In a sense, he's right. In theory, there is should be no such thing as a hardgainer. If you get enough rest and eat enough of the right foods while doing some good, hard time in your respective gym, then the gains will come. I won't dispute that gains are a result of having the right programming, even the crazier levels of training.
The reason why I disagree with Dave, and many other strength athletes, and believe that the hardgainer definitely exists is that we don't all live the same lives. Dave was a pro basketball player who transitioned into a strength and conditioning coach. His opinion is probably based on his life experiences. He's lived his life, in one way or another, as a professional strength trainer. People like that live a life where being athletically strong as a job. If they have to train for hours a day, eat thousands of calories in a single meal, and sleep 12 hours a day, then that's what they do because it's their job! Physical growth and progress determines whether people like this have a living or not.
It's a different world than the rest of us where our strength training becomes a hybrid of a hobby and hygiene.
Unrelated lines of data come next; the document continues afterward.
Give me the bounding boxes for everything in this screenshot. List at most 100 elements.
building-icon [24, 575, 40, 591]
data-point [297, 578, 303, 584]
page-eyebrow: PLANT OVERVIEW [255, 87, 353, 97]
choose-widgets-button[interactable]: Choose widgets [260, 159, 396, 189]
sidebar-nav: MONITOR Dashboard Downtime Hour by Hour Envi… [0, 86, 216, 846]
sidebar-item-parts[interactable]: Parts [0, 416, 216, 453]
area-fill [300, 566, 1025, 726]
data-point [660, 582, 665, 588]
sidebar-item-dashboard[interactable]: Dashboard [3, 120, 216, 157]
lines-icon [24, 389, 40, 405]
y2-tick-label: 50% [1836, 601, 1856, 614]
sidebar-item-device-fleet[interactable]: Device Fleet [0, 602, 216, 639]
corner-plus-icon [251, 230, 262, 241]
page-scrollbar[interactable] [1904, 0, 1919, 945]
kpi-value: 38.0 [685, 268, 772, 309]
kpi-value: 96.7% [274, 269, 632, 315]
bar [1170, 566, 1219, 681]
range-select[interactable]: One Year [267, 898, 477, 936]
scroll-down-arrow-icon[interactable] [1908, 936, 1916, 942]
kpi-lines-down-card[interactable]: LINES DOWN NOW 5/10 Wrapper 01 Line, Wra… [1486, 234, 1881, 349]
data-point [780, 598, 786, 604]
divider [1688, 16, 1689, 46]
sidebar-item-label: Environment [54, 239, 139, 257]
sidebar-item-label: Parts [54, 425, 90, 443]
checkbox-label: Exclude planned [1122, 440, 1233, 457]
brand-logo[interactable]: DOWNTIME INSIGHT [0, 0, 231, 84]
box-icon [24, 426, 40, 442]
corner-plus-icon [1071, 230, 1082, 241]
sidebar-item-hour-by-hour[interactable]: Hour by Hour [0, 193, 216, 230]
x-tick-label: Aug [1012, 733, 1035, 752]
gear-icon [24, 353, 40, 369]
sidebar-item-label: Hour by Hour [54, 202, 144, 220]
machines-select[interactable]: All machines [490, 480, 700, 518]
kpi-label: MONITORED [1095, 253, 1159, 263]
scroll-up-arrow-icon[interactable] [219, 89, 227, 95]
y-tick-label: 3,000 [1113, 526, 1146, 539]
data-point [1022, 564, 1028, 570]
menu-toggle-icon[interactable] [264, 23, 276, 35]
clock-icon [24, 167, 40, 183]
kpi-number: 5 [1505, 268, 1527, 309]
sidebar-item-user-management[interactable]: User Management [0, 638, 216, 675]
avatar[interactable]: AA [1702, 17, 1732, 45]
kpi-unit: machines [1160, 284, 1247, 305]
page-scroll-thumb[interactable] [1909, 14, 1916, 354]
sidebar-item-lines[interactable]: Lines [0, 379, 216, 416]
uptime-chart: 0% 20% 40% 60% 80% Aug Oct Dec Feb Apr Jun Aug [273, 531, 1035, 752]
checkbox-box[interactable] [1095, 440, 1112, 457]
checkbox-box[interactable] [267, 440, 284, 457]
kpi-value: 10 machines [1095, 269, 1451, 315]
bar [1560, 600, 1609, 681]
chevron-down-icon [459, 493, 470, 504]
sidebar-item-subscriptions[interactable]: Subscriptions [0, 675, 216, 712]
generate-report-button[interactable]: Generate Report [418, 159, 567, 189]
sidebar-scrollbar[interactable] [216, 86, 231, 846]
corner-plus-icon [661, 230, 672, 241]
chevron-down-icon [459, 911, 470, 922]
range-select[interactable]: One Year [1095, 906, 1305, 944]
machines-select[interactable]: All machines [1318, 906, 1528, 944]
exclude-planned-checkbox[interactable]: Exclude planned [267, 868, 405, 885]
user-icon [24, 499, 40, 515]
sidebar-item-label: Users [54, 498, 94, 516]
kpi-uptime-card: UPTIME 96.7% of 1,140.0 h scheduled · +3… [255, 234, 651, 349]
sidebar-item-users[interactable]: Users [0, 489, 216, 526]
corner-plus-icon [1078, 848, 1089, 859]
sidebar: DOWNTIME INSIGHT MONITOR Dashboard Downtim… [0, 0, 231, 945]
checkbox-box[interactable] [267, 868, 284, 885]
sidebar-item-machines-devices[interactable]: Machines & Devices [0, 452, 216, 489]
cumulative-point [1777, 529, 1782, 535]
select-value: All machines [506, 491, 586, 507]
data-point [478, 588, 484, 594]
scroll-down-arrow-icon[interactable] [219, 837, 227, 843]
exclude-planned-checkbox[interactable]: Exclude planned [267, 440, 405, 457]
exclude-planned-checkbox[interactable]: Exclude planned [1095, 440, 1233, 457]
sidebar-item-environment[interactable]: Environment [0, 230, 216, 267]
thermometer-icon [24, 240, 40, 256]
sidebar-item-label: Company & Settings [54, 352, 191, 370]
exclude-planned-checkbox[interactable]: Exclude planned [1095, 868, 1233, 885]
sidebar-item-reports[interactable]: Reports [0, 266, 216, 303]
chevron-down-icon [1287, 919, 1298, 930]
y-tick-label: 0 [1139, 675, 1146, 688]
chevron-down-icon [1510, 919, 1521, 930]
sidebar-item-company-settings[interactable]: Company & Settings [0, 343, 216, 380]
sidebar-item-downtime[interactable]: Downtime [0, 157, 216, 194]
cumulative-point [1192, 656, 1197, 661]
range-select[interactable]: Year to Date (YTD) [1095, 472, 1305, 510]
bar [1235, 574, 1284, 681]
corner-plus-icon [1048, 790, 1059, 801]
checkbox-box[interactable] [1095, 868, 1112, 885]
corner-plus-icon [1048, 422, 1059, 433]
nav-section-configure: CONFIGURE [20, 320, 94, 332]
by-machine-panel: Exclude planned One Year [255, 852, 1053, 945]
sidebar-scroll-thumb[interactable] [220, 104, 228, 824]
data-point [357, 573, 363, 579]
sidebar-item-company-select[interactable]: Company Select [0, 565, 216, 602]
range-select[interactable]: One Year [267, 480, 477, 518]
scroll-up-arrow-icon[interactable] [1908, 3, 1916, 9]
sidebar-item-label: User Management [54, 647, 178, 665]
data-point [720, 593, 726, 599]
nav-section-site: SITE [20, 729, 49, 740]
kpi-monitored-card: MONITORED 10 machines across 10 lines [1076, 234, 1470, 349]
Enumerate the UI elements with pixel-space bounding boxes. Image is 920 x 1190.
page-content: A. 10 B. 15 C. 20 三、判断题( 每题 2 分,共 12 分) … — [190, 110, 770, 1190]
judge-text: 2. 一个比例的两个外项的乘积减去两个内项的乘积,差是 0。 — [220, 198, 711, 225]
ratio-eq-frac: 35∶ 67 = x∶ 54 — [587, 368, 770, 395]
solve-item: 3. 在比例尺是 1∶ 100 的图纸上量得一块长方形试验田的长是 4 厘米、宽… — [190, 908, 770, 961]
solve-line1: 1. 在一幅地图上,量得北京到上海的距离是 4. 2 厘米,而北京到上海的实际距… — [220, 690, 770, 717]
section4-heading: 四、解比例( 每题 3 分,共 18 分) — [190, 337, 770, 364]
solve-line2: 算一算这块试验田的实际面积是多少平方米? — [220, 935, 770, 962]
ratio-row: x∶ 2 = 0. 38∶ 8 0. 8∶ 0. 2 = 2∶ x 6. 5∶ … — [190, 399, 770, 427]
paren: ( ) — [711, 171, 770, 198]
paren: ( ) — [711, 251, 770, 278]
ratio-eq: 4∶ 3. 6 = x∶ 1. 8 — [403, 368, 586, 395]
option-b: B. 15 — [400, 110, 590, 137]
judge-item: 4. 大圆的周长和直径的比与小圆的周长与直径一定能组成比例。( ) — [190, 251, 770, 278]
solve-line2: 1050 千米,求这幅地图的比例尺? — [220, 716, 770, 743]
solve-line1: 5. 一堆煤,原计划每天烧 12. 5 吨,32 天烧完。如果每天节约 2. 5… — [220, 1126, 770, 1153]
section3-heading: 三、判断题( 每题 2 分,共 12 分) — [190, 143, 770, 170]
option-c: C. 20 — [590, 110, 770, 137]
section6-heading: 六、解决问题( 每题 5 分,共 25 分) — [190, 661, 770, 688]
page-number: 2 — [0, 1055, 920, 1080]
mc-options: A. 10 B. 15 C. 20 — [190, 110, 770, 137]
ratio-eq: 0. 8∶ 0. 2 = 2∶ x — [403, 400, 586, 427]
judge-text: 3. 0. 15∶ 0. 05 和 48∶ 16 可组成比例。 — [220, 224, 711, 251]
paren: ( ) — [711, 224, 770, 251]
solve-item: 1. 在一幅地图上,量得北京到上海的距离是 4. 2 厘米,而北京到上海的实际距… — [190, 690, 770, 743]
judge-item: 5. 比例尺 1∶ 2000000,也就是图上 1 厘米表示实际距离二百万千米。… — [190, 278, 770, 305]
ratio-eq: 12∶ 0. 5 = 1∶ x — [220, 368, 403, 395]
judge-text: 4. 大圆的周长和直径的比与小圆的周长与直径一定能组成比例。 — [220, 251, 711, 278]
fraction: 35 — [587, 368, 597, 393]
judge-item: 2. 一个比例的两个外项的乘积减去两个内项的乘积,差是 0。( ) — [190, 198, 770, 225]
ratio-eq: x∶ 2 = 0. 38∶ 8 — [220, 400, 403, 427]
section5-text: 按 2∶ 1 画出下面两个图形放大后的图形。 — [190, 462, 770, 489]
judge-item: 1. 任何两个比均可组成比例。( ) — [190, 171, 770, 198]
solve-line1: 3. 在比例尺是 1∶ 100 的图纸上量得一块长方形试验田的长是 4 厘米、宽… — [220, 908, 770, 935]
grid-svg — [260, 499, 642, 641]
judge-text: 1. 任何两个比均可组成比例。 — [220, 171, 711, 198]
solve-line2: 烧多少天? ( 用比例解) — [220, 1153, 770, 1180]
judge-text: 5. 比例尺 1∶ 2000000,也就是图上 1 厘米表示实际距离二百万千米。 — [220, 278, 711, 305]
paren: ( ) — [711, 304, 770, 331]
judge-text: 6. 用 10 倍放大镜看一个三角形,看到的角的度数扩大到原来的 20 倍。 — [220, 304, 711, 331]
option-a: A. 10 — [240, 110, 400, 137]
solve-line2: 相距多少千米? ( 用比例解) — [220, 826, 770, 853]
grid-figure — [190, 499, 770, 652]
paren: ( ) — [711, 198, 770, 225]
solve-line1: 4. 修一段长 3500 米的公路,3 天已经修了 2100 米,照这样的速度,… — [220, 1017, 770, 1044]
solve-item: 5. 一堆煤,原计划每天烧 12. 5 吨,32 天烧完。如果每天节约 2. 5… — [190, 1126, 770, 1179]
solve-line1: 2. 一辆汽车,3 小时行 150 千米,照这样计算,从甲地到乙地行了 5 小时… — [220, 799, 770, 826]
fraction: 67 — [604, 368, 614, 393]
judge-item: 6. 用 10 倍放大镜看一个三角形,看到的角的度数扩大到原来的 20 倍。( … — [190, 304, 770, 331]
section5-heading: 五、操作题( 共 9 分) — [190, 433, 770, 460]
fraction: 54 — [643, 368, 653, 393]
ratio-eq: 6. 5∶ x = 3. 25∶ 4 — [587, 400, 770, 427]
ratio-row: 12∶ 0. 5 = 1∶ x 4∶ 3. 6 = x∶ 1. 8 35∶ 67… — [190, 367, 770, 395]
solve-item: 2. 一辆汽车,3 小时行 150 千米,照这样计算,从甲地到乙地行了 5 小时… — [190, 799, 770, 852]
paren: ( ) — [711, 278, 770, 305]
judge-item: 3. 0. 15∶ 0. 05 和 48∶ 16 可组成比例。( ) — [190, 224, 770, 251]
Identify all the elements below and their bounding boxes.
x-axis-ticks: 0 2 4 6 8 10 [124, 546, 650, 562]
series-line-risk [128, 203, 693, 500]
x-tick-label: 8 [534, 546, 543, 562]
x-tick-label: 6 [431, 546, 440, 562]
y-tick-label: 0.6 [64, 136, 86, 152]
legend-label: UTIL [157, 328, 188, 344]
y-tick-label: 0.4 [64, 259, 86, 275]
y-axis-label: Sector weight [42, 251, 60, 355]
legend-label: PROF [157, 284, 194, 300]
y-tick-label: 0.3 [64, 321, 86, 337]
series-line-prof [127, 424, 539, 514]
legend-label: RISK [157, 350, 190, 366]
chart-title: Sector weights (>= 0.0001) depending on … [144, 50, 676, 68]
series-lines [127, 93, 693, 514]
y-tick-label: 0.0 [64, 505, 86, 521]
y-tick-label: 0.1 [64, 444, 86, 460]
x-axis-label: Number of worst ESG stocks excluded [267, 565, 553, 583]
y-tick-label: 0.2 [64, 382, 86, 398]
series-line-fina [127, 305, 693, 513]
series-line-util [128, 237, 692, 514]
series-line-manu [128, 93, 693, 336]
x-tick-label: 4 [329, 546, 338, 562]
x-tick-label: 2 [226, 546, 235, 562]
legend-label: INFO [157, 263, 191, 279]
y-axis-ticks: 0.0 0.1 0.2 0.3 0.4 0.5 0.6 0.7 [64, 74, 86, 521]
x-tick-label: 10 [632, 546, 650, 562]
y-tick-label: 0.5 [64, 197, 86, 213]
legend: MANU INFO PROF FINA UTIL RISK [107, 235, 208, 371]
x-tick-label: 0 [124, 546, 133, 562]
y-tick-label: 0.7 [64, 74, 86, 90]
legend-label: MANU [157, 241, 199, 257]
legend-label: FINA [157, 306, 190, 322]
We have jobs that don't involve the stuff we do in the gym. Since it's not probably not necessary to have the best, most heaviest squat in the world, we don't have the luxury to adjust our entire life to make that goal happen since it doesn't pay bills.
Tom Platz's leg training is a great example of what I'm talking about. I read somewhere that the training that build arguably the greatest legs in bodybuilding history required so much intensity and work that he would count out how many steps he'd have to take in his day-to-day life, taking care not to walk anymore than necessary so he wouldn't hinder his recovery. How many of us can intentionally cut back on how much we walk so we can recover from such a routine? I can't speak for everyone but for work, I often walk several miles every day. My leg training has to accommodate that part of my job.
Furthermore, there is no denying that some of us are more physically blessed than others. Some people are born with the ability to do crazy strength training for long periods of time far easier than others. There's certainly a genetic factor. Then there's also evidence to support that environment and diet as a youth greatly affect how strong a body becomes later in life.
The belief or denial of the hardgainer phenomenon reminds me of the whole labratory/school vs. real life arguments that happen in so many other facets of life. I hate to degrade the brave efforts of our subculture's gym rats by comparing them to book-smart-street stupid places of learning but there are a lot of things that they do that are inaccessible to the average trainer who doesn't have the luxury of molding their life completely around the efforts in the gym. In a sense, their strength training rituals are a completely different animal than what most of us end up doing. In their lives, hardgaining doesn't...no, CAN'T exist. For the rest us, we need a more measured approach.
Now, can someone kindly approve my application already?